Two weeks ago, in our News department (Oct. 28), a story on flat sales at S&S had a quote from company president Jack Romanos: "Stephen King's From a Buick 8 was not immune from what has been a fall-off of several brand-name authors." We thought it would be interesting to see if we could measure the dropoff.
We chose seven brand-name novelists and compared hardcover first-week sales for each at three national chains—Barnes & Noble, Borders and Waldenbooks—over the past five years. In this period, sales for these authors may have increased at the price clubs and discount chains, and we guess that their sales did not significantly grow at the independents. So while these are assumptions, we do have the figures for sales comparisons for the three national chains. All gains and losses noted here reflect only the first week of sales for these authors at these three chains. And yes, the King's numbers are down, as were those for Tom Clancy and Mary Higgins Clark.

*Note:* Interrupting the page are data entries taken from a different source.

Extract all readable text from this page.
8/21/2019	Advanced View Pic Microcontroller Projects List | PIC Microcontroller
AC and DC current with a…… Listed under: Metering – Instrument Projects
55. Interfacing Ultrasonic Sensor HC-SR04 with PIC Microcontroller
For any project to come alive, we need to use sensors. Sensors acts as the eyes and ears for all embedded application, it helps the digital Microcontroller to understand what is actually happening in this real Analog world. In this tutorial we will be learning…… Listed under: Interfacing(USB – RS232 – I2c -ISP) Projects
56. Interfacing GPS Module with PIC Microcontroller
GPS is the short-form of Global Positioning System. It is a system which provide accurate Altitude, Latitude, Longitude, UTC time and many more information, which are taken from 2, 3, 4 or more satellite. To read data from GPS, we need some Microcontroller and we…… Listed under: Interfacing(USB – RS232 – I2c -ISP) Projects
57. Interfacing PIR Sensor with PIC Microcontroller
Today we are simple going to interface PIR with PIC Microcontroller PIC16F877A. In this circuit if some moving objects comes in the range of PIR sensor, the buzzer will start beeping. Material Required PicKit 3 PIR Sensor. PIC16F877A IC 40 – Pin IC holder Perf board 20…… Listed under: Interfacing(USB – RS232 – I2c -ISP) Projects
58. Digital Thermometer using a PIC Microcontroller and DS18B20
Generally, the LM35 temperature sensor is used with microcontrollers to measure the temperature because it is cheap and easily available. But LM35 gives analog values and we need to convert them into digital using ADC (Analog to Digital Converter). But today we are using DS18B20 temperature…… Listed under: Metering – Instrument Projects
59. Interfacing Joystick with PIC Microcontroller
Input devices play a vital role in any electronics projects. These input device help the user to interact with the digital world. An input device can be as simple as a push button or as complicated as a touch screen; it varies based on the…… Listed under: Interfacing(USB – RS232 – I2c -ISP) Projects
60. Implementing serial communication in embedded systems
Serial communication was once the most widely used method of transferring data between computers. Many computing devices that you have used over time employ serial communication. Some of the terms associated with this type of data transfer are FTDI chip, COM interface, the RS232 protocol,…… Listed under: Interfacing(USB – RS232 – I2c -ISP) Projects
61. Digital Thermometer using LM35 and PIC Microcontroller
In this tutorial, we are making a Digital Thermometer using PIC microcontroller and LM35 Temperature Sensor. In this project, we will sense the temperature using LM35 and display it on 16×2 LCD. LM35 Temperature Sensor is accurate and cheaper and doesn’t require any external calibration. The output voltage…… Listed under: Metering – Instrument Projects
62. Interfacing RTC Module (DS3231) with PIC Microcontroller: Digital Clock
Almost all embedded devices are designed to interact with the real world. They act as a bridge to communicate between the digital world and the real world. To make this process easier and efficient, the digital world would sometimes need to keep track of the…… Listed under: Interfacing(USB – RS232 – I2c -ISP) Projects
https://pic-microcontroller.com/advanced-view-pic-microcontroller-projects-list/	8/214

King's best first week since 1998 was in April 2001, when Dreamcatcher's first-week sales were more than 55,000. Neither of his two 2002 bestsellers even came close. His April bestseller, Everything's Eventual, sold about 32,000 copies—a drop of 42%. King's current bestseller, From a Buick 8, saw unit sales for the first week drop 48% from the 2001 high. Clancy, too, had a hefty drop. His first-week total for The Bear & the Dragon back in September 2000 was close to 100,000. This August, opening week for Red Rabbit was about 68,000, a drop of 32%. Mary Higgins Clark averaged about 36,000 copies in week 1 for both 2000's Before I Say Goodbye and 2001's On the Street Where You Live. This past April, Daddy's Little Girl sold about 26,750, a 25% decline. Sue Grafton's numbers for her current bestseller, Q Is for Quarry, are down about 20% from her June 2001 winner, P Is for Peril.